Заря слабо розовела на седых бревнах домов, на блеклой придорожной траве. Сколько раз прежде он, бывало, уходил на вокзал именно в этот немой предрассветный час, уходил уверенно, не оглядываясь. А теперь почему-то ноги с трудом отрывались от камней тротуара, на котором он знал наизусть каждую выбоину…
Он вышел на шоссе и сразу же остановился: у обочины, на выходе со станции, вбит был столб, и на нем висела аккуратная дощечка-стрела, на которой чернели поджарые непонятные буквы. «По-немецкому», — подумал старик и сгорбился, холодея от испуга. Кругом было, однако, тихо, пусто. Серая полоса шоссе, как всегда, стремительно убегала в город. От шоссе в разные стороны мирно растекались узенькие проселочные дороги. Город виднелся близкий, весь белый, тишайший, в курчавых шапках садов.
И все-таки это был теперь какой-то новый город, на новой земле, и старик зашагал к нему, сипло дыша от волнения. «Лукич с краю живет, — утешительно думал он, — к нему зайду. Он прокурат известный, все теперь вызнал.
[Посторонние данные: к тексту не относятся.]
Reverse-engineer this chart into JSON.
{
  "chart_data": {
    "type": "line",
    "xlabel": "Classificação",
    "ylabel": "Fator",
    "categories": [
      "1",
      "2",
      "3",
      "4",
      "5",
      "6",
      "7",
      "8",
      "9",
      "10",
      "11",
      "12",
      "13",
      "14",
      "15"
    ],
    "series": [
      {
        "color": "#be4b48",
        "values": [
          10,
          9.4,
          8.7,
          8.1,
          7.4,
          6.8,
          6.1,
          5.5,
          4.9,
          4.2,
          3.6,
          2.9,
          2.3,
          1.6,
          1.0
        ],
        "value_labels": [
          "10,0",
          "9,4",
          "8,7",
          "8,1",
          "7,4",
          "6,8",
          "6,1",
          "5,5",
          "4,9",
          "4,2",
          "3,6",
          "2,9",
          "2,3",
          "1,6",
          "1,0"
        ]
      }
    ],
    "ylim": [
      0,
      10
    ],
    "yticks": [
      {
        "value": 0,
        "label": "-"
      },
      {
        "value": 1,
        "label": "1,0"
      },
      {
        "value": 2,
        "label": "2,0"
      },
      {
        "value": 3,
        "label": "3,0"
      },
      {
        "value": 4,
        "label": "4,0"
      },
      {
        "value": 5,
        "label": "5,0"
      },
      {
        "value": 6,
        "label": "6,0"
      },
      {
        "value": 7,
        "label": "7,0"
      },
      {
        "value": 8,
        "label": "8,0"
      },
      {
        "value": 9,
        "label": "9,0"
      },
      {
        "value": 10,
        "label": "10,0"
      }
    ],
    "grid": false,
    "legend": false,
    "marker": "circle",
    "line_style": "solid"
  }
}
Приду домой — расскажу, успокою, жить-то ведь как-то надо…»
У самого города, при въезде в главную улицу, он снова наткнулся на столбик со стрелой и надписью, но не стал останавливаться, а только замедлил шаги и пошел дальше, высоко поднимая ноги, словно вброд по неизвестной реке.
В начале улицы, как раз напротив белого затейливого особняка Кручинина, на дороге, в пыли, лежала, согнувшись, какая-то женщина. «Упала, что ли? Верно, с ночи, никто Не видал…» — медлительно соображал старик, направляясь к ней, чтобы помочь, поднять. Обыкновенное любопытство руководило им, и почему-то ни одна подозрительная или опасливая мысль не встревожила его в эту минуту.
Он остановился над женщиной. Светлые волосы, разметанные по земле, неясно ужаснули его, он наклонился и вдруг увидел, что половина лица у женщины зияет темной, кровавой, уже подсохшей раной…
В тот же момент форточка в бывшем доме купца Кручинина открылась настежь, из нее высунулось короткое черное дуло автомата. Свинцовый глазок нащупал широкую фигуру старика. Поле отозвалось на выстрел троекратным эхом. Старик так и не успел ни выпрямиться, ни понять, что это — конец. Он просто ткнулся носом рядом с женщиной, потом перевалился на бок и всем лицом приник к земле, которая вырастила его, вскормила и теперь так неожиданно приняла на себя его прах.